The desire theme appeared as talk of wanting physical contact, of chemistry with a particular man, and of bodies and sensation. Participants also talked about emotion in accounts of sexual agency, focusing on intimate feelings like love, trust, and comfort and their opposites, loneliness and jealousy. Women spoke fluently about intimacy's role in their sexual choices. Some women spoke of their sexual agency as emanating from a sexual code of conduct: their “sexual philosophy.” This theme involved statements about core values regarding sex, often appearing as talk about what was sexually right or wrong, good or bad, or healthy or unhealthy.
These aspects of sexual agency were meaningful in individual women's accounts and common, though differing in degree and combination, across multiple women's accounts. Desire, intimacy, and philosophy components also interacted with one another within women's sexual stories.
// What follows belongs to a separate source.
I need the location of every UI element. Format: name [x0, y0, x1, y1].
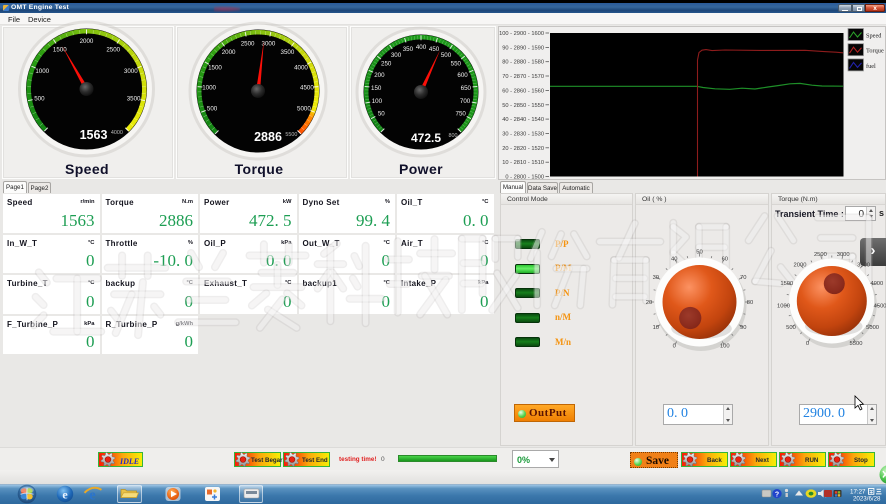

Conclusions and Implications
Each theme observed in women's stories of sexual agency – desire, intimacy, and philosophy – carried with it potential enhancements and detriments to sexual health. This study has implications for sexuality education policy and practice and safer sex interventions. Young women, their male partners, and their communities could benefit from models for women's sexual agency. Such models might stress that young women are entitled to make choices about sex and strive to enforce them, but are not solely responsible for creating positive sexual outcomes. Education and safer sex interventions could work from the perspective of study participants: That sexuality includes both risks and rewards.